Le Parti libéral suspend sa menace de poursuite contre Paul St-Pierre Plamondon
Le Parti libéral du Québec a annoncé jeudi qu'il ne donnait pas suite, pour l'instant, à sa menace de poursuivre Paul St-Pierre Plamondon. Le chef du Parti québécois avait récemment employé l'expression « crime organisé » pour désigner la formation politique, une sortie qui avait immédiatement suscité une mise en demeure et la perspective d'une action en justice.
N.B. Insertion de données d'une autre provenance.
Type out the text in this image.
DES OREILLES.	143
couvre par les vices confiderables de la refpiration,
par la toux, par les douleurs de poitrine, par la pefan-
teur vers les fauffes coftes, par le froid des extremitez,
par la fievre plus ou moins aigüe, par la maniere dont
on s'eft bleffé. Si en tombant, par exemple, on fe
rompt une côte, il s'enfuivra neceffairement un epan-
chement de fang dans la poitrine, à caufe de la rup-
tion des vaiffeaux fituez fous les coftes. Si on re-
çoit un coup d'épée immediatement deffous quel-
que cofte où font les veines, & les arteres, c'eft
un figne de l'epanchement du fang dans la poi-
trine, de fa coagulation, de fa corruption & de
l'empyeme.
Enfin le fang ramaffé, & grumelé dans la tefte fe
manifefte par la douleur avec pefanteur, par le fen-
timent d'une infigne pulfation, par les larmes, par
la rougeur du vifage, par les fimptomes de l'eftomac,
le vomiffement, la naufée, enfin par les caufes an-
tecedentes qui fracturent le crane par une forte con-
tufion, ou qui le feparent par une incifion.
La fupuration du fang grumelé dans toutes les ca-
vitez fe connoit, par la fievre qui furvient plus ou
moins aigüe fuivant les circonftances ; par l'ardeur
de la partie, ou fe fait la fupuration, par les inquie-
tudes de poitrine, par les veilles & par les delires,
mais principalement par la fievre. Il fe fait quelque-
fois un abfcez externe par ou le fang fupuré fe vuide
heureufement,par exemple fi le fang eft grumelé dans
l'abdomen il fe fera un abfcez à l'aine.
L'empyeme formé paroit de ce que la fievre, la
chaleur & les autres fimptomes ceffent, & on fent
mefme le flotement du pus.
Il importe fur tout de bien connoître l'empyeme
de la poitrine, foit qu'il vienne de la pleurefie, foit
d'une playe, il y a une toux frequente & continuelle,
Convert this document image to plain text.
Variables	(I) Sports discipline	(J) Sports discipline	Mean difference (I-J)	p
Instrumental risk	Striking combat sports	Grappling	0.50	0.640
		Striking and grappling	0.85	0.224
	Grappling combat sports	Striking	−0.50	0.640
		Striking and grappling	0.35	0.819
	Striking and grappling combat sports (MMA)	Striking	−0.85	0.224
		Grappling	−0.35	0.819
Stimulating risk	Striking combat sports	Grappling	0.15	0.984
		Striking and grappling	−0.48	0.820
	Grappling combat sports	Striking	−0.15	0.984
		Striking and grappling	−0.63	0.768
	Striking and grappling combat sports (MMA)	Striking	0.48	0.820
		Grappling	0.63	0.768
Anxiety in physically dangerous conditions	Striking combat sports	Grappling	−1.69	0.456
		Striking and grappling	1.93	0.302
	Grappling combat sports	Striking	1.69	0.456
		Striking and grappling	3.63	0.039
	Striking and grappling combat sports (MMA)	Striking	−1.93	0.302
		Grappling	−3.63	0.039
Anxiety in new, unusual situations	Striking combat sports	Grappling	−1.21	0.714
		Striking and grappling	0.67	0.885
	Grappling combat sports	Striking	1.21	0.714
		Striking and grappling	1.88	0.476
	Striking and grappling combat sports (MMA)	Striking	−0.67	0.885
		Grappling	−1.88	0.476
Cette décision de temporiser survient alors que M. Plamondon multiplie les critiques acerbes à l'Assemblée nationale. Le 6 mai, lors de la réplique au discours d'ouverture, il avait fustigé le bilan économique du gouvernement, parlant de croissance anémique et de subventions perdues, tout en dénonçant le déclin du français. Le 4 juin, il est revenu à la charge sur la question linguistique, déplorant le report à 2028 de l'exigence du niveau 4 de français pour les immigrants. Le 9 juin, il a critiqué l'augmentation de 375 % des immigrants temporaires sous la Coalition avenir Québec et les « débordements extrêmes » dans les écoles de la capitale.
Ces interventions, principalement dirigées contre le gouvernement caquiste, illustrent le ton combatif adopté par le chef péquiste. La charge contre le PLQ, hors de l'enceinte parlementaire, a poussé les libéraux à réagir vivement. Si aucun motif officiel n'a été fourni pour expliquer le report de la poursuite, ce répit laisse planer l'incertitude sur la suite des relations entre les deux partis d'opposition.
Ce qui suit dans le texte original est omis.